Pero el tiempo pasó y el tiempo no dudó en pedir a los dos jóvenes su sacrificio, los punzó de fiebre hasta el ahogo y después de doce noches inagotables Magdalena volvió resbalando y corriendo a los techos de la primera casa. Elias en cambio nunca había dejado aquel lugar y la esperó siempre sonriente y preocupado. Fue recién en una de esas noches siguientes donde la reconoció como la persona a quién él más amaba, supo que tenía las manos delgadas y frágiles y las tomó una vez entre las suyas como quien lo hace con una hoja, una llama, una liviandad que cualquier viento por débil que sea pueda arrebatarla por los aires. Se sentó junto a ella en la pampa olvidada de Constancia donde aún corre un río vivo, contemplaron silenciosos el suicidio de un escarabajo y como si se pudiera ahuyentar la muerte de aquel pequeño ser predestinado, él lo tomó con una pequeña rama y lo volteó sobre sus patas para que siguiera su curso original. Desde la intimidad donde más le gusta posarse al ángel de la muerte, aquél escarabajo es atacado otra vez y muere, como dando una señal, una advertencia. Ninguno de los dos lo sabe ésta vez y juegan con el amor que se respira por donde quiera que esté el otro o su nombre.
Hijos de una misma madre pero enamorados como no deberían, jóvenes que intentan lo prohibido sólo porque ya no pueden hacer otra cosa. Un veneno los punza de muerte si no logran verse en aquella pampa oculta. La ilusión los consume en sentimientos tan fuertes como una tormenta. Noche tras noche corren al crepúsculo sigiloso, ni un instante quiere ser regalado por ambos, como si quisiesen ganar todo el tiempo perdido por la censura y el pecado.

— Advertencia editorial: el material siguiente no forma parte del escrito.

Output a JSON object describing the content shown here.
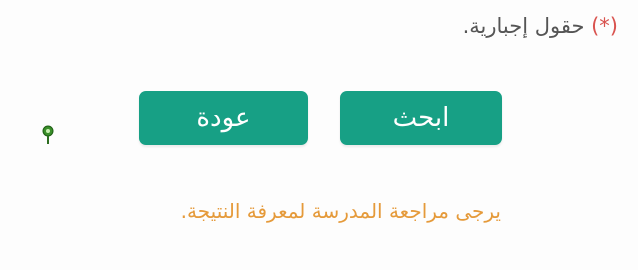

Pero en Constancia todo se termina sabiendo, como si el pueblo entero fuese un niño atormentado por no poder guardarse ningún secreto. Los rumores se fueron dispersando hacia todas las direcciones, como aquellas luciérnagas que mostraron a los jóvenes una constelación trágica, la peor. Don Alberto estuvo tan alterado por aquello que le contaron, que en un ataque de furia termino matando a machetazos al caballo de ese peón que le trajo la noticia. La mirada del pobre animal muerto, desbordado por el espanto y la locura, era la misma mirada que tuvieron todos en la estancia aquella tarde. Nadie hablaba de otra cosa en Villa Hayes, al pasar las horas no había nadie en toda Constancia que no se hubiera enterado de la incestuosa noticia de los enamorados, de la ira de Don Aceval. La tragedia se respiraba en el aire como la humedad antes del vendaval. Su madre Mercedes en un ataque de desesperación sacudió a una atónita Magdalena y le rogó que se fuera de la casa. Ella así lo hizo presintiendo con certeza todo lo que estaba ocurriendo. Escapó al monte y a la "ciudad encontrada" que le habían regalado, donde una semanas más tarde la encontraron sin vida.